Second, the focus moved to the previous element, but inside of the [2, 3]
list. Whenever we remove
an item, the focus is moved to the previous element in depth-first order. It's as if we did a
Macro.postwalk
step, but backwards. Let's look a what happens if we go higher in the tree:
zipper |> Z.down() |> Z.right() |> Z.insert_right(:to_the_right!) |> Z.up()
Here instead of removing the added node we went back up. The list was reconstructed and the second
element is now nil
, meaning we reached the top. One way is that when we go down a level, the
tree is deconstructed to adjust to the new focus, ie the zipper is being opened, and when we go up
a level the tree is reconstructed, ie the zipper is being closed.
Now, while it's useful to know how to move up, down, left and right, this only works if we know the
shape of the tree before hand. In the real world, we never know the shape of the tree, and so we use
other kinds of movements to traverse it.

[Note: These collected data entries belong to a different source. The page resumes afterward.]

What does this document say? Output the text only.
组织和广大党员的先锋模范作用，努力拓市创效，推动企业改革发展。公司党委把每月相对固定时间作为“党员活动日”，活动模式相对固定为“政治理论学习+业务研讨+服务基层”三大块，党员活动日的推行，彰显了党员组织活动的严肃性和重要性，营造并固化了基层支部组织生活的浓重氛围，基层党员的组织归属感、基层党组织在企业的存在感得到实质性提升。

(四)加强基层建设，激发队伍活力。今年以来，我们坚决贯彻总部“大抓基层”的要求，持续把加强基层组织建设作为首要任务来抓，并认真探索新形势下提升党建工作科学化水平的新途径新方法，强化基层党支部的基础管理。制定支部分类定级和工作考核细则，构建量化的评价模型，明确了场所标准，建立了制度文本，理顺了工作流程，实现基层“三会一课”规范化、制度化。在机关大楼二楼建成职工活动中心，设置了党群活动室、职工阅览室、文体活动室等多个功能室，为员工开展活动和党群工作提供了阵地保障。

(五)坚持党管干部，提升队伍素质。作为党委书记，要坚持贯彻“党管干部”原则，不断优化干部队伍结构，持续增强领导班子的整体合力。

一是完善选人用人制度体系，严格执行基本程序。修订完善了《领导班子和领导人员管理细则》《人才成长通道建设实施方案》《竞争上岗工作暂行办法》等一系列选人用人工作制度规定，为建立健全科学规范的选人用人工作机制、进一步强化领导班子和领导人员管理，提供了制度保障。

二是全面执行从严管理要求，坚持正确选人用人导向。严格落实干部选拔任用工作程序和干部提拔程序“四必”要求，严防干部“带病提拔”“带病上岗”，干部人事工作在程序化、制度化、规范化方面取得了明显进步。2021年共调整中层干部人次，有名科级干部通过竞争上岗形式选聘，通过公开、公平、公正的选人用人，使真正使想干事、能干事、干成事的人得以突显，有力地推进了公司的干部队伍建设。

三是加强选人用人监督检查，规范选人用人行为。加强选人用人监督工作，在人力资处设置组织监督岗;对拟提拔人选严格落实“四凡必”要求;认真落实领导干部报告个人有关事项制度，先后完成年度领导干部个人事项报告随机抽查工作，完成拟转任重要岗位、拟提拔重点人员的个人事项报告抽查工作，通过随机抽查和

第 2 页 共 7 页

For zippers, we have Z.next/1
and Z.prev/1
to move
one step forward or backwards in depth-first pre-order, and Z.traverse/2-3
to perform a depth-first
pre-order traversal while calling a function at each location.
To demonstrate the ability of zippers to look around at the rest of the tree, we will traverse a tree of lists and integers, multiplying each integer by the integer at it's right, or removing it if it's already the rightmost sibling, or the following element is another list:
[1, 2, 3, [4, 5, 6, [7, 8, 9], 10, 11], 12, 13, 14]
|> Z.zip()
|> Z.traverse(fn
{x, _} = zipper when is_integer(x) ->
with {right, _} when is_integer(right) <- Z.right(zipper) do
Z.replace(zipper, x * right)
else
_ -> Z.remove(zipper)
end
zipper ->
zipper
end)
|> Z.node()
The traversal function takes a zipper representing the current position, and must return a new zipper.
When we get back to the top of the tree, the second element will be the atom :end
, signifying that
the traversal ended, preventing subsequent calls to Z.next/1
from going down the tree again. The
Z.node/1
function just extracts the current node from the zipper, so we can look at the final result
instead of a zipper.
That wraps up the introduction to zippers. We'll see them in action in the "Multi alias expansion" livebook, where we use them to simplify the traversal and transformations.